In order for an affirmative action policy to meet this standard, as stressed today by the court, it must be absolutely necessary to achieve diversity on campus.

But Justice Ruth Bader Ginsburg, the only justice dissenting from the decision, felt the lower court had faithfully applied the standard set out in Grutter. “I would not return this case for a second look,” she wrote, because “the university reached the reasonable, good-faith judgment that supposedly race-neutral initiatives were insufficient to achieve, in appropriate measure, the educational benefits of student body diversity.”

The Michigan case is being argued tomorrow by two different plaintiffs, in an unusual decision by the Supreme Court to allow two sides with radically different approaches to argue for the same outcome. The Coalition to Defend Affirmative Action, a Detroit-based group led by lawyer George Washington, who acknowledges a “militant” approach to preserve racial policies, is taking up half of the time, while the second group, made up of University of Michigan students and faculty, known by the lead plaintiff Chase Cantrell, is representing the more dispassionate approach.

The Coalition to Defend Affirmative Action wants a sweeping decision along the lines of the appeals court, arguing that Proposal 2 broadly deprives blacks, Latinos and other minorities of their rights. Washington told Reuters his group was trying to reach audiences beyond the marble-columned courthouse and he will be bringing several busloads of students with him from Detroit to stand as silent witnesses.

“I think (the justices) have to understand that people feel very, very passionately about their own futures and their children’s futures,” he said.

Mark Rosenbaum of the ACLU Foundation of Southern California, who will argue for the Cantrell plaintiffs, told Reuters he will not ask the court to focus on blacks or Latinos hurt by the amendment, but rather to focus on the inequality of the process itself.

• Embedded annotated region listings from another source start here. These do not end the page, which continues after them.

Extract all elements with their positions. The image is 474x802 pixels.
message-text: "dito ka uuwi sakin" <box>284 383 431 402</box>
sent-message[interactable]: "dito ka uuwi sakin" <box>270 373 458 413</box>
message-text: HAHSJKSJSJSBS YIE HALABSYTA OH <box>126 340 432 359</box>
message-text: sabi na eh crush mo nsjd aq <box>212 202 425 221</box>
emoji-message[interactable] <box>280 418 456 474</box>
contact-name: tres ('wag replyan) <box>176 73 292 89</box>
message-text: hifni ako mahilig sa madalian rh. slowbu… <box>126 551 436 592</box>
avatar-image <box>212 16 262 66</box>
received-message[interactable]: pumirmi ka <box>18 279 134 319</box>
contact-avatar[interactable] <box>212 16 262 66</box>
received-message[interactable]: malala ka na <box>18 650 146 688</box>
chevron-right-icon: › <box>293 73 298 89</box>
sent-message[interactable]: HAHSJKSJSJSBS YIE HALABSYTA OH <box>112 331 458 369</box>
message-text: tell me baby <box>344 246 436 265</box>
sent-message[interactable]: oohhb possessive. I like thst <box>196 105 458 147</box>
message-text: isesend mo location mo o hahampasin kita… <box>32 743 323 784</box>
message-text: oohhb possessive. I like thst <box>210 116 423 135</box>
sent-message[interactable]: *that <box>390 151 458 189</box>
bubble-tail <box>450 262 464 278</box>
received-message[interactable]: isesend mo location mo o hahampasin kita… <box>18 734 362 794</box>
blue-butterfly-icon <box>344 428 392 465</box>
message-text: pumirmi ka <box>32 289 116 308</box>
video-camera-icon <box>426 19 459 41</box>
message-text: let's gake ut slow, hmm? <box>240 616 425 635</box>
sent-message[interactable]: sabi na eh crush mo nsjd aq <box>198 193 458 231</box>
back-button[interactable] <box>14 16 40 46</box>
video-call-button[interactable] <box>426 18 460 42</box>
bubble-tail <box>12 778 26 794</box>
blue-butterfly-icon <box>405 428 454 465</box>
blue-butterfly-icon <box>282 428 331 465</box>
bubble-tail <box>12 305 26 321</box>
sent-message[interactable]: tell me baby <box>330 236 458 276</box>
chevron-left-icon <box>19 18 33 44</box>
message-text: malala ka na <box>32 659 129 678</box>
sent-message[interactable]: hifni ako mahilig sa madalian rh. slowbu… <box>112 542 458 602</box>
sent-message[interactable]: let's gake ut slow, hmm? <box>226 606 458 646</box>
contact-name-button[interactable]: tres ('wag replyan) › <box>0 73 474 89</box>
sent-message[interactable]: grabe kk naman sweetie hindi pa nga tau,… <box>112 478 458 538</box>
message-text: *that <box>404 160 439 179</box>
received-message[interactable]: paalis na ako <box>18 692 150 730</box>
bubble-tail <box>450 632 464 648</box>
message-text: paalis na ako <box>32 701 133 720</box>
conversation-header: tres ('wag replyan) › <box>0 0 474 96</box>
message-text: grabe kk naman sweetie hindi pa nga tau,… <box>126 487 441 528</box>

For his part, Michigan solicitor general John Bursch, who will present the state’s side Tuesday, said he will argue that the state amendment does not present an advantage or disadvantage to any race in the admissions process.

“It prohibits making a racial classification in the first place,” he said.

On the campus of the University of Michigan, Los Angeles native Arden Shore, a white junior studying film, told Al-Jazeera America that affirmative action is necessary so that students can be exposed to people of varying backgrounds.

“A school needs diversity to foster an equal playing field for students,” said Shore, 19.

She went on, “How can you learn what it’s like to be in someone else’s shoes if you’re just surrounded by a bunch of rich, entitled white kids?”